Southern Africa cautions against a “wait and see” approach regarding the implementation of the controls necessary to attain POPI (Protection of Personal Information) compliance.
The POPI Act was passed into law at the end of 2013.
Eren Ramdhani, security solution strategist, CA Southern Africa, says that as we approach the end of 2014, POPI should be high on the business agenda.
“An approach of ‘wait and see’ would be a grave mistake as POPI compliance will not be achieved overnight,” says Ramdhani. “Several core business processes and policies will either have to be introduced or overhauled by businesses and the impact of this could be expensive if one gets out of the starting blocks too late.”
“There are crucial issues all organisations should at least commence thinking about if they are to both understand, and achieve, the eight conditions required for POPI compliance, advises Ramdhani.
He says the first step is to appoint a POPI committee that represents all stakeholders including senior finance and audit managers, product owners, risk/compliance officers, customer contact centre managers and information security officers.
“This team needs to collectively conduct an initial gap analysis and further ongoing assessments aimed at identifying exactly: what; where; when and how, crucial data and information relating to customers and employees, is managed in the day to day running of the business. The outcome of these assessments will lead to the formulation of a roadmap and plan that contains strategic objectives with measurable metrics that directly map the statements of the eight conditions of POPI.”
Ramdhani says the roadmap itself is a remediation plan that constitutes a privacy and security governance framework that should take into account current and future initiatives for growth, including cross border information for companies operating outsourcing agreements.

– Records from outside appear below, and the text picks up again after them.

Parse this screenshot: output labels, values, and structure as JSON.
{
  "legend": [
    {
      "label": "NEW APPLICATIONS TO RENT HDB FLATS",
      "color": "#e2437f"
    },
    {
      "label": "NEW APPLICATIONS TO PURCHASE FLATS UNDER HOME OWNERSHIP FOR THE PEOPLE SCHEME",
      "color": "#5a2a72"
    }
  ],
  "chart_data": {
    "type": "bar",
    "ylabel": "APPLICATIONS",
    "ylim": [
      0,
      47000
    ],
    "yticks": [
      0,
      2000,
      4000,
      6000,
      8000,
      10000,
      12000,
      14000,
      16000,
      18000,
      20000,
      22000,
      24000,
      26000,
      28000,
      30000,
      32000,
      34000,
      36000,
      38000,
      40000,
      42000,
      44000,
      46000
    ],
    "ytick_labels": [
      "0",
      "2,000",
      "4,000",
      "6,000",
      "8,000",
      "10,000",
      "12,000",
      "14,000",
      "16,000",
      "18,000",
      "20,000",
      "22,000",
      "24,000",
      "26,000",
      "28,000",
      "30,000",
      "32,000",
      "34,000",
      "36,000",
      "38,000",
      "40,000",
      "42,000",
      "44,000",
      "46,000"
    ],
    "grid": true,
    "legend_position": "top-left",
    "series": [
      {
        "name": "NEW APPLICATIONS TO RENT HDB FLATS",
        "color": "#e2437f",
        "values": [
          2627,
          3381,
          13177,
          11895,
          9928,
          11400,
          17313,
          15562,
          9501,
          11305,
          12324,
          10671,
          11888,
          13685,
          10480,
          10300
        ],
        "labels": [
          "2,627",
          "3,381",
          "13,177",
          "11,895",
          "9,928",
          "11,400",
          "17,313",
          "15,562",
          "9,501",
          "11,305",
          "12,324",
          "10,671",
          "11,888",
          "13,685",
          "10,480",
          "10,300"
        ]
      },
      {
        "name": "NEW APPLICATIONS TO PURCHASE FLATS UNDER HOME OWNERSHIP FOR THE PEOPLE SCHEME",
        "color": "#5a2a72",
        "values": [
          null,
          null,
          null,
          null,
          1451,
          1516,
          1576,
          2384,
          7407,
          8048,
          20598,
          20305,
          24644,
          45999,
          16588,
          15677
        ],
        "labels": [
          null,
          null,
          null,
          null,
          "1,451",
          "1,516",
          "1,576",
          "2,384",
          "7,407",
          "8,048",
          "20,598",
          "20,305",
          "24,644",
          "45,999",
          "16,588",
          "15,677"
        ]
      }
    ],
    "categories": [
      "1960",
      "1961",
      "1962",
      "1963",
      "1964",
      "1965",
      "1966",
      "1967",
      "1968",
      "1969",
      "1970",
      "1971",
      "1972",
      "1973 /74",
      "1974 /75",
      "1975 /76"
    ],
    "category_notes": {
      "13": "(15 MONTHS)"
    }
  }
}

“This roadmap needs to be a comprehensive document that covers all of the foregoing plus marketing and technology – specifically mobility; social media, cloud computing and big data. We are living in the technology world of BYOD so the security complexities that come with the age of mobility, must be factored into any compliance programmes,” says Ramdhani.
“POPI compliance can offer organisations a great opportunity to improve their overall risk management capacity, and if approached as such, it will bring business value in terms of brand protection or customer loyalty, among others”, concludes Ramdhani.